In the dry jargon of weather prognosticators it’s called a 1000 year event – a storm so severe it happens only once in 1000 years. Well, it happens we had a 1000 year event in Catawba County two weeks ago. A storm dropped five inches of rainfall in less than an hour. And caused floods powerful enough to take apart a perfectly good highway, leaving a gaping crater where there was once a road traveled by thousands of people.

The storm, I guess, was Mother Nature run amuck. But what happened next was a study of human quirks.

When local officials frantically set to work to repair a dozen washed out roads and bridges, they ran straight into an unexpected hurdle. They were informed by officials at the Department of Environment and Natural Resources in Raleigh that, thousand year storm or no storm,  before the first track hoe could begin rebuilding roads they were going to have to go through the normal, routine, business-as-usual state government process of obtaining the appropriate environmental permits – which can take weeks.

I thought, What we need here is a little old-fashioned common sense. After all, when you have a thousand year storm the normal business-as-usual rules don’t exactly apply. It’s a time to cut red tape.

So I called two state officials in the Governor’s office. Neither called me back.

I called Mitch Gillespie, who now serves as Deputy Secretary of the Department – of Environment and Natural Resources – which controls the permits. After I talked to Mitch a polite lady called. Then we exchanged emails. She explained the Department of Transportation and the State Land Quality Officer and the State Environmental Assistance Coordinator would be “happy to provide information” and attend meetings and that there seemed to be “several variables” to sort out to “determine what is required.”

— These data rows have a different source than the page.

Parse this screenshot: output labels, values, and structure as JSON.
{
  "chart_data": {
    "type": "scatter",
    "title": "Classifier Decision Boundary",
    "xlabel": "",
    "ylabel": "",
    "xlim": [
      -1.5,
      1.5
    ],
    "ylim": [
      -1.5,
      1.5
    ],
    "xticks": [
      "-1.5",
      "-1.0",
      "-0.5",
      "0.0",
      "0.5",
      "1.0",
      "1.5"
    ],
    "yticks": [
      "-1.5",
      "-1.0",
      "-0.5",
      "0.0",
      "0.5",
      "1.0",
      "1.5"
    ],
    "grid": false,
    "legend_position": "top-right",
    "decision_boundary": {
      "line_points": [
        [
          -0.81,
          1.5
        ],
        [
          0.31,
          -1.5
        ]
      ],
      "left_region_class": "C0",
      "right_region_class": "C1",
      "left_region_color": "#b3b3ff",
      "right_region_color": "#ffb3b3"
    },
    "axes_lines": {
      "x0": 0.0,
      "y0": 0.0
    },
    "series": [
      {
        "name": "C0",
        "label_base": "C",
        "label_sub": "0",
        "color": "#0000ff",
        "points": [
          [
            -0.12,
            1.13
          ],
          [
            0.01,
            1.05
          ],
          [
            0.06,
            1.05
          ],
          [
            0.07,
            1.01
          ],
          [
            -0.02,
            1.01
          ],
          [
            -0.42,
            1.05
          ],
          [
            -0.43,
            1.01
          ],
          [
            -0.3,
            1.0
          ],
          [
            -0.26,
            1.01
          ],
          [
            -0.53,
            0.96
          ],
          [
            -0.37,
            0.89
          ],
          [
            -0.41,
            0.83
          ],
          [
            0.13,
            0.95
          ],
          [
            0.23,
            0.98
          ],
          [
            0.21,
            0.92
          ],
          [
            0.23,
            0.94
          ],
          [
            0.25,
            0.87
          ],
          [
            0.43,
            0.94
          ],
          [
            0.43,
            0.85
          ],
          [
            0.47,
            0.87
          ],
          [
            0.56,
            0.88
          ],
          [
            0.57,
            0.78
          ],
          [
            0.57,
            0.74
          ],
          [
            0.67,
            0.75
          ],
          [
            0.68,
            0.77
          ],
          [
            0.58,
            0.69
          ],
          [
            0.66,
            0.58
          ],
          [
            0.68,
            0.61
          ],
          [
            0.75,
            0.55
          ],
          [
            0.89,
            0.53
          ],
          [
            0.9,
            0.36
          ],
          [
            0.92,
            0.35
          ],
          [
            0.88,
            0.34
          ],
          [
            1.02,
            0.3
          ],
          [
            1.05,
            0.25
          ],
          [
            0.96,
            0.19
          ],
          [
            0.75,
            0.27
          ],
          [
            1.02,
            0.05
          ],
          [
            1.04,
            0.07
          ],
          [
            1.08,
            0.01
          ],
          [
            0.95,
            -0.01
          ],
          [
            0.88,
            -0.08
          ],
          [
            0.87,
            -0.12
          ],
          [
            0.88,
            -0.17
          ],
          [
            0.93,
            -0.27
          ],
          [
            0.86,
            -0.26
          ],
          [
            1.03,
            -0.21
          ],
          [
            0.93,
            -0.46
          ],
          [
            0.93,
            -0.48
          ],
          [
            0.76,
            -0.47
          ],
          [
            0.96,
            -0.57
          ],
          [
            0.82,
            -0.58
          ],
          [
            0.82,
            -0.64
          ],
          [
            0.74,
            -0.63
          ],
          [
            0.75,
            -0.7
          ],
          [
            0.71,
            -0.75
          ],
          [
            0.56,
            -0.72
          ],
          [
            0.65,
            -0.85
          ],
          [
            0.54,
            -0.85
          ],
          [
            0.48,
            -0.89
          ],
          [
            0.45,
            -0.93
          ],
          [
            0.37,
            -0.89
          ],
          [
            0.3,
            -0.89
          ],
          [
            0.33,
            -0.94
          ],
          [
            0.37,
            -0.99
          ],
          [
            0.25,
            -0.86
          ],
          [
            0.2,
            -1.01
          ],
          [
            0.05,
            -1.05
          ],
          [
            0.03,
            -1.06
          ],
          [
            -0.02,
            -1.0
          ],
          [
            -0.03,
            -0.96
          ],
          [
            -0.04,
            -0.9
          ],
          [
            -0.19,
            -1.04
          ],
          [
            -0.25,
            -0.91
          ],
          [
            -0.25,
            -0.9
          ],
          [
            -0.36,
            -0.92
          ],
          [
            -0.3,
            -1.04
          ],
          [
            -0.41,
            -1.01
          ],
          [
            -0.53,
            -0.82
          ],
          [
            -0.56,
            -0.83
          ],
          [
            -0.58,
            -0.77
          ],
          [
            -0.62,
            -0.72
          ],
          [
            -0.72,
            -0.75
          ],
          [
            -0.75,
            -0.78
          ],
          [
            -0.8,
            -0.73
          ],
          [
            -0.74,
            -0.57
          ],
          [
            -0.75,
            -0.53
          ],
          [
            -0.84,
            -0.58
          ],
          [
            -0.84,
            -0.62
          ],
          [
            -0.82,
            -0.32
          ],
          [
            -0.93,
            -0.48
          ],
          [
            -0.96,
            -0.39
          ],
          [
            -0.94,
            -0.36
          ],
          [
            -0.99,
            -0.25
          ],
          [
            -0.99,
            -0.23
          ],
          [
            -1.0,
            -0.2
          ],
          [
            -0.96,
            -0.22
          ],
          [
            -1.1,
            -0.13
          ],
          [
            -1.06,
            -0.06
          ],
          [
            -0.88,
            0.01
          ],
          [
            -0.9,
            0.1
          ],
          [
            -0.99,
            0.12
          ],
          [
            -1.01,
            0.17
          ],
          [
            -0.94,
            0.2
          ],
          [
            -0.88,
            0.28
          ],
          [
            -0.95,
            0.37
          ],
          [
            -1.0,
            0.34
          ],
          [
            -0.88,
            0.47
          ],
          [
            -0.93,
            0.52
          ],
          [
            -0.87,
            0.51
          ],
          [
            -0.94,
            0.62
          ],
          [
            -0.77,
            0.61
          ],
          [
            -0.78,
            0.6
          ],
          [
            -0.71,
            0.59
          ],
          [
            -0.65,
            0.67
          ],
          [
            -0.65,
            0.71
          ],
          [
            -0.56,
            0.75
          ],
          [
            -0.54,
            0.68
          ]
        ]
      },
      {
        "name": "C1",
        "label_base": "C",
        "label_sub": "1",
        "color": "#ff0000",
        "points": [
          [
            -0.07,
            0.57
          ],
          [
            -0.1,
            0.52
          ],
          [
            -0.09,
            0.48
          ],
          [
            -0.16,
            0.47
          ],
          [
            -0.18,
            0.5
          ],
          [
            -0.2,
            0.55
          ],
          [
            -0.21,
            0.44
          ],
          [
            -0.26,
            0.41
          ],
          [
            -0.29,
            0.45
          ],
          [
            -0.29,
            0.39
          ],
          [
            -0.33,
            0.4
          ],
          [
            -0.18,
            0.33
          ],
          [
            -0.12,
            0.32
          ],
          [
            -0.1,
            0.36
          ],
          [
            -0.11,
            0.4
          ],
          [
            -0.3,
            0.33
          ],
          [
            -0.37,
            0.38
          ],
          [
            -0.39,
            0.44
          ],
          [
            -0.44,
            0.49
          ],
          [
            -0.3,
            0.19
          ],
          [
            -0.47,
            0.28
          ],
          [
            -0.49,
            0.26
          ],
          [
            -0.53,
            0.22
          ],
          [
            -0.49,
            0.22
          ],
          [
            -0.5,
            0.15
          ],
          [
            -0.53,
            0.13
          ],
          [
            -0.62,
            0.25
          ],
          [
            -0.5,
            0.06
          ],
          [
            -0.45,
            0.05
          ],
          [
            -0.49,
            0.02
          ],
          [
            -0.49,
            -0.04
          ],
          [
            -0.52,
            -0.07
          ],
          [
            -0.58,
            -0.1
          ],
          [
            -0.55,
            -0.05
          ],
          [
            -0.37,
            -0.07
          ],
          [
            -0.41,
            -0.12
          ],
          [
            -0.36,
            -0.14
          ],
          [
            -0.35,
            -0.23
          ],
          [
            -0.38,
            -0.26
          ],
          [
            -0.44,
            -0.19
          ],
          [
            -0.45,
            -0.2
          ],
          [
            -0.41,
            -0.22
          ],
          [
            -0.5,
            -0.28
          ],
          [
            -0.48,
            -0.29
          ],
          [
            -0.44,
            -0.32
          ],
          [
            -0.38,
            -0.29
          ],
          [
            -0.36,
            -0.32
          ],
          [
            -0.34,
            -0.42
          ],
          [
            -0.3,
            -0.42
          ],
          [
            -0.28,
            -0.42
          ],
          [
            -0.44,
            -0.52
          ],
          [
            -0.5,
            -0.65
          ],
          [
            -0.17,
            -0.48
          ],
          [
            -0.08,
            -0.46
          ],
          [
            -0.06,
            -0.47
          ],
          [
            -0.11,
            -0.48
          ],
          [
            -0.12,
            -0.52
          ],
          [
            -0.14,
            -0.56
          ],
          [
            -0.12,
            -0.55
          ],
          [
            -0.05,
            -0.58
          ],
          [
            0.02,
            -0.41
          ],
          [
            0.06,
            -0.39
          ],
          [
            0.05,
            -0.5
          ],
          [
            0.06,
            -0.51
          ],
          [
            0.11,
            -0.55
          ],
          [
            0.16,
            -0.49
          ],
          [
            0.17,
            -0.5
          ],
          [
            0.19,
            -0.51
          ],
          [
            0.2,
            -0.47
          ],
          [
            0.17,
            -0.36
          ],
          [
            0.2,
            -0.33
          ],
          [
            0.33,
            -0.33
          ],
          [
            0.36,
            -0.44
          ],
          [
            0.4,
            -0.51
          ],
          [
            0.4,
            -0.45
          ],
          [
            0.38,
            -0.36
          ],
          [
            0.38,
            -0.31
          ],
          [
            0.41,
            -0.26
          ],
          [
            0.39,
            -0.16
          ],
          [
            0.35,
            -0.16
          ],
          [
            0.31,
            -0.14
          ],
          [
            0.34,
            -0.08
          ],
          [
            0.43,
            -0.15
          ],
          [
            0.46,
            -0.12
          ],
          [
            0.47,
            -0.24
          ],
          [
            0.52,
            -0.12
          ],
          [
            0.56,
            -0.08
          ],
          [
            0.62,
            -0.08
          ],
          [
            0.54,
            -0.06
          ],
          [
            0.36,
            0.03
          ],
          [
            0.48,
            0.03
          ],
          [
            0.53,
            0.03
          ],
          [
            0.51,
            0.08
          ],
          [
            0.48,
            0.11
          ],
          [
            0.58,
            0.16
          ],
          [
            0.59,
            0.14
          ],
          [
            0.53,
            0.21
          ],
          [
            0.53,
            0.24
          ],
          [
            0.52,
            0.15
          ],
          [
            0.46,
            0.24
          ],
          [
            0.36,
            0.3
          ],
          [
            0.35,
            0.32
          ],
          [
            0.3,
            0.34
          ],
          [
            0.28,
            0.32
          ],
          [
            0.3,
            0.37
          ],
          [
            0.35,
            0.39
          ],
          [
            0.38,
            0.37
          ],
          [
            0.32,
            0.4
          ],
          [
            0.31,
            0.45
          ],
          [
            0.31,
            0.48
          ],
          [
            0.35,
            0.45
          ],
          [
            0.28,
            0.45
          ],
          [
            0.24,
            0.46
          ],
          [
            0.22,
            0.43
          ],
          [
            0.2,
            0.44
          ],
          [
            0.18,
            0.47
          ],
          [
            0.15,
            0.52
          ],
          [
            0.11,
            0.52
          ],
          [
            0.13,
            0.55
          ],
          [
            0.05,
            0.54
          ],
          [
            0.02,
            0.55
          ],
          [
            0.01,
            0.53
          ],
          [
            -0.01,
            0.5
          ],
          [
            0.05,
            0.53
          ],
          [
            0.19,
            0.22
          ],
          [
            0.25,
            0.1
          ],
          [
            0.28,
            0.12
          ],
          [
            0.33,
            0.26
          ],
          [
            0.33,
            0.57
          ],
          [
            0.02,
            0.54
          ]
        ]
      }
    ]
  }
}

It was courteous to a fault but wasn’t quite reaching the level of common sense.

I wrote back, “What is it you don’t understand about the meaning of the word ‘Emergency.’”

I also sent a copy to the Governor, the Secretary of DENR and the Secretary of Transportation.

In a matter of minutes I heard back from John Skvarla, the new head of DENR. He was already at work cutting the red-tape.

That’s the kind of common sense you need when you have a 1000 year storm.

I’ll keep you posted on what happens next.